On the other hand, however, when you have to be aware of your own limitations it can be easy to get caught up in them, too. It's easy to start obsessing about what might happen and the what ifs... It can be easy to think that there's no point doing this or that because you might suffer for it later... To the point where you end up barely living at all. It seems that maybe the fear of pain, of negative consequences, is often greater than having to deal with actual outcomes. So it can be easy to wallow in those limitations, getting to the point where no real effort is made, and these are all traps I've fallen into at times. At the same time, I won't say I've never made rather stupid decisions in spite of knowing my otherwise sensible limitations, either.
It's all a bit of a delicate balancing act, and I don't think there's any particular right answer. What works for one person may not work for another; what works in one moment might not work in the next. It's a constant, evolving process, and to be fair I think that's the same regardless of your limitations and abilities, or lack thereof. The bottom line, however, is that being somewhat limited in what I can do, at times, it doesn't make my experiences any less real or meaningful to me. It doesn't make them any more real, either, because I'm still me regardless of how capable – physically, mentally or emotionally – I may or may not be at any point in time. What matters to me is that I try, and I do (as much as I am able), regardless. Sometimes I have to accommodate my limitations, or accept that I'm simply not able to do something because of them. Sometimes my inability to do may not be physical per se, but mental, or emotional, for sure.

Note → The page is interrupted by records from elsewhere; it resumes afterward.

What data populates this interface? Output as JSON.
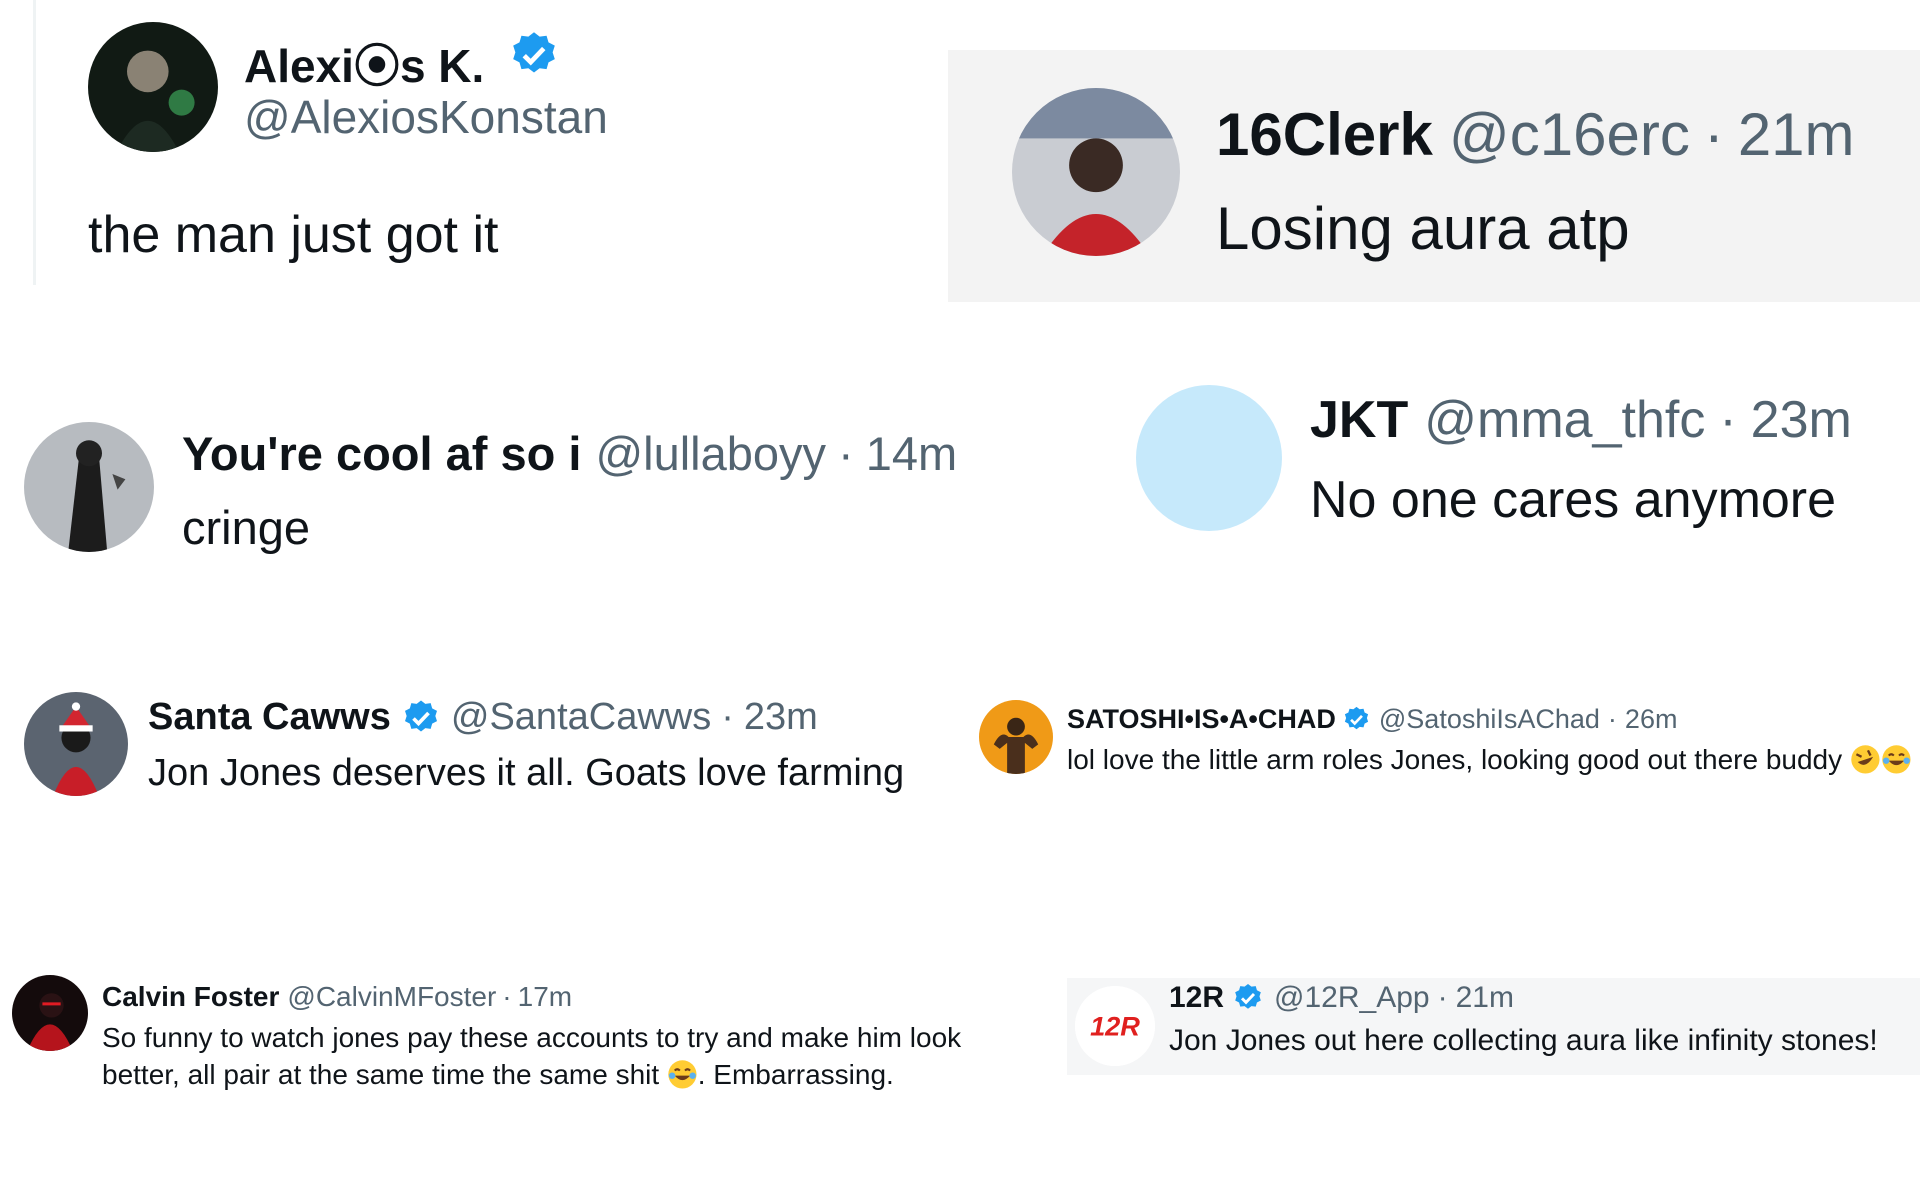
{
  "colors": {
    "verified": "#1d9bf0",
    "text": "#0f1419",
    "muted": "#536471"
  },
  "tweets": [
    {
      "name": "Alexi⦿s K.",
      "handle": "@AlexiosKonstan",
      "verified": true,
      "text": "the man just got it"
    },
    {
      "name": "16Clerk",
      "handle": "@c16erc",
      "time": "21m",
      "text": "Losing aura atp"
    },
    {
      "name": "You're cool af so i",
      "handle": "@lullaboyy",
      "time": "14m",
      "text": "cringe"
    },
    {
      "name": "JKT",
      "handle": "@mma_thfc",
      "time": "23m",
      "text": "No one cares anymore"
    },
    {
      "name": "Santa Cawws",
      "handle": "@SantaCawws",
      "time": "23m",
      "verified": true,
      "text": "Jon Jones deserves it all. Goats love farming"
    },
    {
      "name": "SATOSHI•IS•A•CHAD",
      "handle": "@SatoshiIsAChad",
      "time": "26m",
      "verified": true,
      "text": "lol love the little arm roles Jones, looking good out there buddy"
    },
    {
      "name": "Calvin Foster",
      "handle": "@CalvinMFoster",
      "time": "17m",
      "text_part1": "So funny to watch jones pay these accounts to try and make him look better, all pair at the same time the same shit",
      "text_part2": ". Embarrassing."
    },
    {
      "name": "12R",
      "handle": "@12R_App",
      "time": "21m",
      "verified": true,
      "text": "Jon Jones out here collecting aura like infinity stones!",
      "logo_text": "12R"
    }
  ],
  "separator": "·",
  "icons": {
    "verified": "verified-badge-icon",
    "emoji_rofl": "rofl-emoji-icon",
    "emoji_joy": "tears-of-joy-emoji-icon"
  }
}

Ultimately, it also occurs to me that in spite of however I may or may not be likely to end up, I can still appreciate, and be thankful for, the now. On those wallowing days it's something that can be easy to lose sight of. And regardless of however I might end up, physically, it won't prevent me from being able to do something in one way or another. It may, however, take some adjusting, and compromise. Mentally and emotionally, there may be some catching up to do when the time comes, too.
But if there's one thing I've learnt, then it's that I'm more than capable of getting there in the end – wherever "there" might be. My idea of what I should do, of what's necessary as part of a practice that's fulfilling to me, has changed many times over. One size does not fit all.